A study done by Silventoinen et al. 2008 showed that high childhood BMI was associated with an earlier pubertal growth spurt and a strong genetic factor has existed. Growth during puberty was therefore strictly genetically controlled, and these genetic factors also clarified why early maturing children had higher BMI through childhood in this study [25].

In line with our results, the latest research was done by Aksglaede et al. 2009 exploring the connection between pre-pubertal BMI and pubertal onset, evaluated by age at onset of pubertal growth spurt, height velocity peak, growth and puberty in obese children revealed that the heavier children, the earlier they reached puberty [26]. Also, Lee et al. 2016 conducted a study comprised of 3872 subjects to determine whether overweight and obesity were correlated with differences in the timing of puberty in the US boys and found that evidence of earlier puberty for overweight compared with normal boys [27].

Several studies have been done to evaluate the efficacy of using total body fat content as an alternative to BMI as it is the most frequently used index for the classification of overweight-obesity [28]. Our study demonstrates that there was a significant positive correlation between bone age and total body fat content (r = 0.463, P value = 0.00), a significant correlation between bone age and lean body mass (r = 0.622, P value 0.00); however, there is a significant negative correlation between bone age and percentage of lean body mass.

A multiple linear regression analysis was performed to detect the influence of clinical and biochemical variables on the degree of advanced skeletal maturation. It was revealed that there was one significant predictor for bone age and directly related to it, which is the lean body mass (with OR = 0.129; 95% CI 0.049–0.210, P = 0.002). For our knowledge, we are the first to identify this relation.

Whereas the other confounders (BMI, puberty, total body fat content, and lipid profile) showed non-significant relation to the outcome; this was agreed upon by Kim et al, 2017 who investigated these relations on fifty-three obese children and adolescents (age range, 7–15 years; 32 male and 21 female patients). They revealed that obesity and puberty were not associated with advanced skeletal maturation. BMI SDS was not associated with advanced skeletal maturation in multivariate regression analyses [29].

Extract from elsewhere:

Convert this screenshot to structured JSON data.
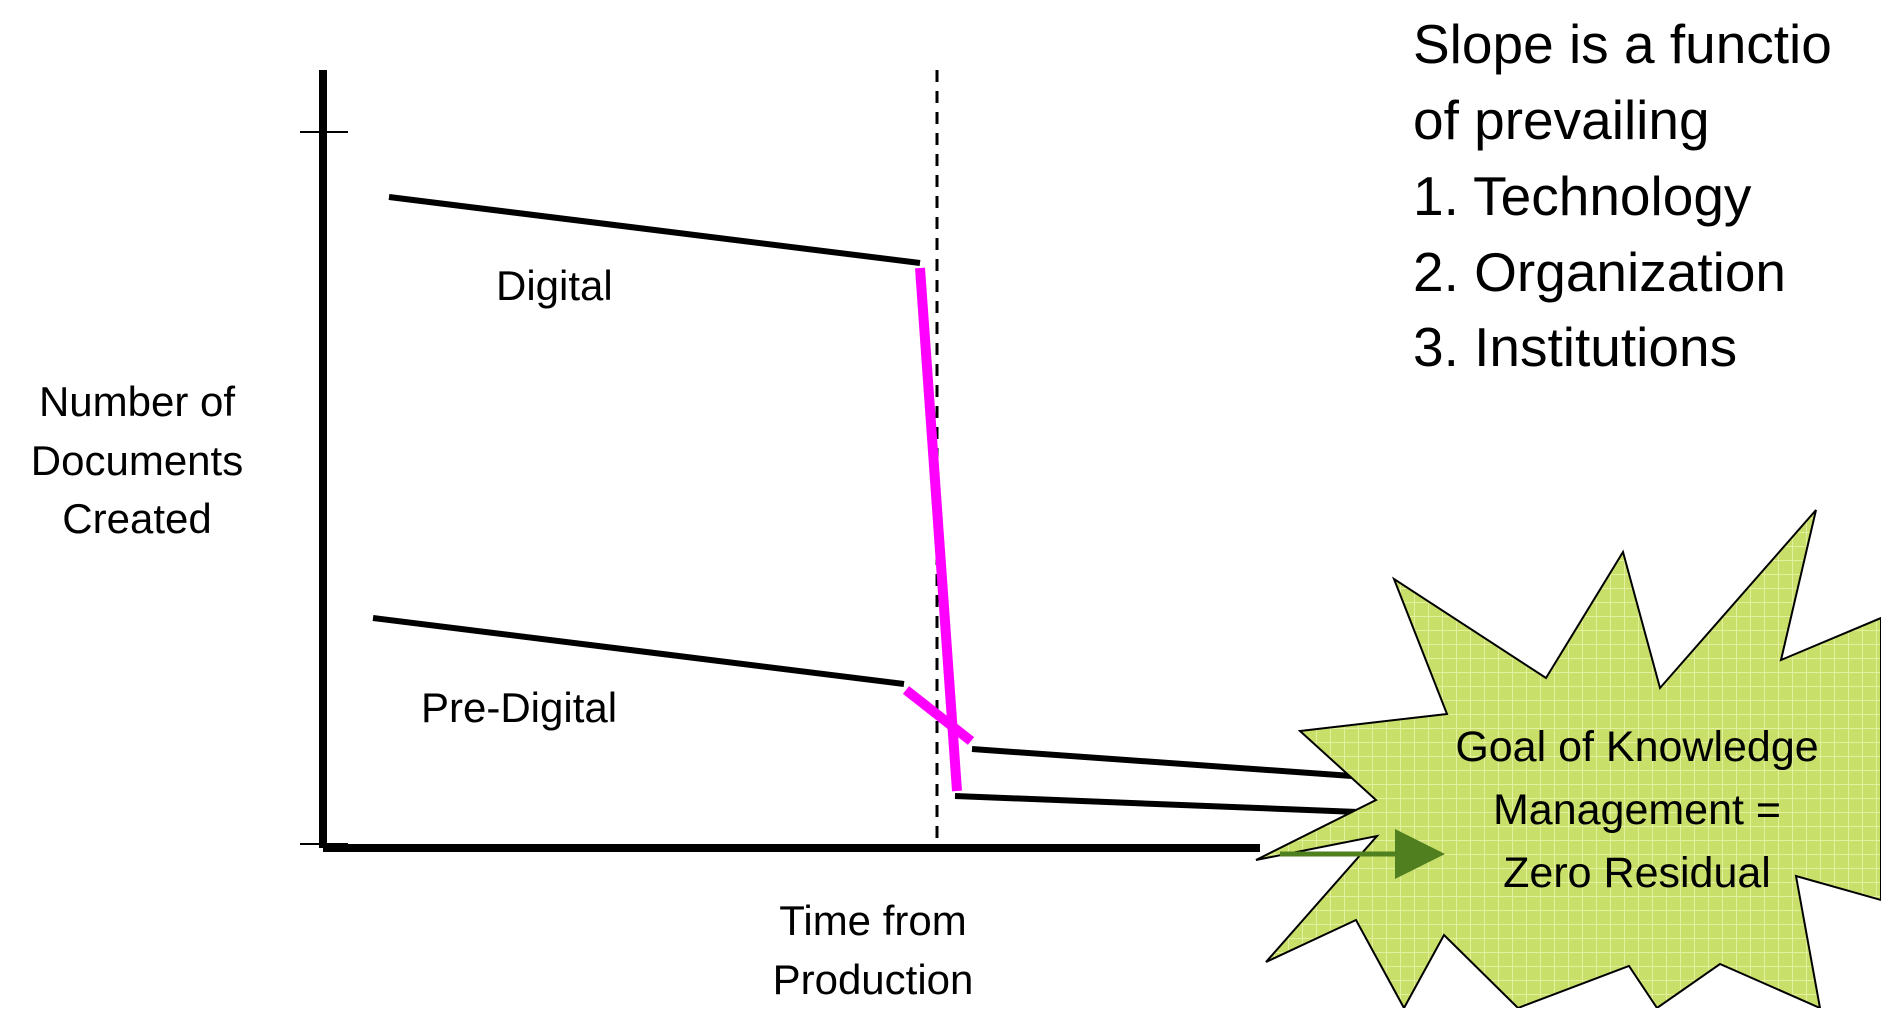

Although assessment of fat content % by bioelectrical impedance is easy, non-invasive, many studies reported that BIA-derived BF can be biased by multiple variables such as distinctions between study and reference population, skin temperature, skin blood flow, or nutritional status [30]. Limitations of bioelectrical impedance assessment are in morbidly obese patients who have an elevated quantity of extracellular water and total body water, which can overestimate fat-free mass and underestimate fat mass. Central body fat will lead to overestimate the percentage of fat-free mass and underestimate the percentage of fat mass in overweight and obese adults [31].

As the lipid levels were high among obese children; therefore, obesity is considered a risk factor for hypercholesterolemia, and screening obese children for hypercholesterolemia should be considered. Our study showed no statistical difference in the level of cholesterol, LDL or triglycerides between the obese and non-obese group (P > 0.05) (cholesterol 170.47 ± 49.22 vs 157.97 ± 16.85 mg/dl; TG 111.77 ± 45.15 vs 103.13 ± 15.11 mg/dl in obese and control children, respectively). However, it was found that mean serum HDL level 39.02 ± 8.69 in the patient group to 49.17 ± 10.68 in the healthy group which was found that those results were statistically significant (P value = 0.000).

Conclusions

Adiposity, as measured by BMI, body fat content %, accelerates growth, puberty, and skeletal maturation. The mean skeletal age difference was greater in the obese group as compared to the control group that suggested accelerated skeletal development in the obese group. It is important to assess skeletal maturity in growing patients to determine the best timing for orthopedic and orthodontic treatment around the growth spurt.